Most universities and colleges* in German-speaking Europe are open again these days. After 1.5 years of ‘remote instruction’ for students and ‘home office’ for its academic staff—what about the administrative-technical personnel?—lecture halls and seminar rooms, as well as campuses, are again teeming with life. Yet, to paraphrase Marcellus, something is indeed rotten in the state of academia.
(* This is U.S. verbiage, I know, but it quite accurately reflects public and private higher education institutions ranging from universities to institutions of teacher education to so-called ‘applied universities’, or Fachhochschulen.)
This autumn, institutions of higher education (sic) have introduced national ‘Green Passes’, or ‘Covid Certificates’, which means anyone attending his or her lectures must be either vaccinated (getestet), recovered (genesen), or tested (getestet). In everyday language, this has become known as ‘3G’.
While higher education in the German-speaking areas is highly varied, the main feature—the ‘return’ of staff and students to the hallowed halls of knowledge, but there are a number of important caveats. Those who elect to forego injection with experimental substances (commonly referred to as ‘Covid vaccines’), is excluded. Only those who either submit to participate in the largest medical trial—experiment—of all time are allowed to participate in full.
Over the summer, governments in Austria, Germany, and Switzerland moved to end ‘free’ testing for their citizens-turning-into-subjects, which threatened the wallets of the notoriously precarious student body. Prices for rt-PCR tests (valid 48-72 hours) or antigen rapid tests (valid 24-48 hours) vary widely, but they cost between 10-30 € per test.
This is another sign of the rule of law turning devolving more and more into an instrument to bludgeon citizens into submission. Still, most governments ‘outsourced’ responsibility for these actions to lower levels. Traditionally, higher education falls into the purview of individual states (Länder in Austria and Germany, Kantone in Switzerland), hence the federal governments also decreed that it is on these subsidiary levels that responsibility rests.
In another weird twist, many university leaders went farther than the decrees and executive orders allowed. Take, say, the Swiss case: most universities and colleges introduced Covid passes before the regulations were in place, with the president of the country’s largest university in Zurich brazenly declaring via email on 10 Sept. 2021:
‘A number of questions remain open about the practical implementation of the certificate requirement. As soon as these questions have been clarified, you will be informed of the details.’

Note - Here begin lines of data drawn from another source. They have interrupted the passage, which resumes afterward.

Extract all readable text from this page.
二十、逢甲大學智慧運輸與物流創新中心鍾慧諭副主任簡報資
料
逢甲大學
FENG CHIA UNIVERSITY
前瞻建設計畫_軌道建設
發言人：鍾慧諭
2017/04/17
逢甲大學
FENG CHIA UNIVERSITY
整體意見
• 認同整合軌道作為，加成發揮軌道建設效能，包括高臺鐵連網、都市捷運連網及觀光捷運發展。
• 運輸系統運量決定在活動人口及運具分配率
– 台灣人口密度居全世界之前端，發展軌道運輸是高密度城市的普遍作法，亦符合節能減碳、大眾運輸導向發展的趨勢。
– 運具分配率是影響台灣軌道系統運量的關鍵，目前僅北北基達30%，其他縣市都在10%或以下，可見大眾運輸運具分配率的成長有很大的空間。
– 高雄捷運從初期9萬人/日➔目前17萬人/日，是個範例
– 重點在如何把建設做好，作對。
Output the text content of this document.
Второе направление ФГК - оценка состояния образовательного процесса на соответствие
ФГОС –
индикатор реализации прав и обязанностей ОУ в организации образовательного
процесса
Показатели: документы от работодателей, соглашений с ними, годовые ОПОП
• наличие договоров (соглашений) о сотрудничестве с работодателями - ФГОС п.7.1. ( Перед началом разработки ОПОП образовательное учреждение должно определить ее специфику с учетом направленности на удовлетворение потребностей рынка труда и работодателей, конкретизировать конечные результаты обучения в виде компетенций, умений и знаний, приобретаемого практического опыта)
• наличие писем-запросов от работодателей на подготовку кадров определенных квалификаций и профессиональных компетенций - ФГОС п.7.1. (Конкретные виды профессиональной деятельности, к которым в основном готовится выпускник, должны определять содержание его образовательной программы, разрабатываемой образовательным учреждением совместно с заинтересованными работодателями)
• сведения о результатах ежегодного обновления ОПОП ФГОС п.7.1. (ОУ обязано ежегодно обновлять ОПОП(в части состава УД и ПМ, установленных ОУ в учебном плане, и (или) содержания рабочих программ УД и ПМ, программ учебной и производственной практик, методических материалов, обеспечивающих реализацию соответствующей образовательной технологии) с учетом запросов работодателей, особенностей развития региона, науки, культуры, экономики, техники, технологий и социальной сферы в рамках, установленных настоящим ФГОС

Open issues included contract law (enrolment is, legally, a mutually applicable contract), data security, the right to privacy, and, last but not least, who would be performing the Covid certificate checks, as well as the small, if highly relevant issue, of what to do if any student refused to show his or her papers.
Also, note the authoritarian nature: the university president arrogates juridical competence in all of these dealings. Note, further, that blanket paper checks were not permissible before 24 September 2021, as a brief look into currently valid executive orders reveals, to say nothing about the similarly problematic—outright illegal—notion that the president of a public university gets to intervene in a number of other legal categories.
Weirdly enough, the autumn term commenced with the U of Zurich backpedalling in part, offering ‘free’ Covid testing to ensure every student and employee may attend classes (but with explicit notice that these ‘teaching certificates’ won’t be accepted in canteens or gyms). Apparently, someone over at the university’s legal department bothered to read the regulations and inform the leadership, at least to certain degrees.
Finally, the universities have given power to individual instructors to actually check student papers before entering lecture halls, enabling the ‘authoritarian persona’ of faculty and teaching staff to come to the fore. This is not a joke, as numerous examples of wearables such as armbands at, e.g., the Universities of Hannover, Germany, or Linz, Austria, show. Despite history showing this to be a slippery slope, esp. in German-speaking lands, one may now identify compliance by outward appearance.
As a ‘funny’ aside, Swiss universities elected to conduct ‘only’ spot (random) checks, which put them at odds with the country’s powerful restaurant lobby Gastrosuisse. Long opposed by Switzerland’s restaurateurs for obvious reasons, the university’s ‘cavalier’ approach to actually checking the papers made quite some waves, as reported by the Neue Zürcher Zeitung, Switzerland’s equivalent of the NYT.
Compliance being key, only around 150 students and, tellingly, no faculty opposed these measures in a recent protest. With current ‘decision-makers’ and future leaders who overwhelmingly abstain, there is little hope left for the return of the rule of law.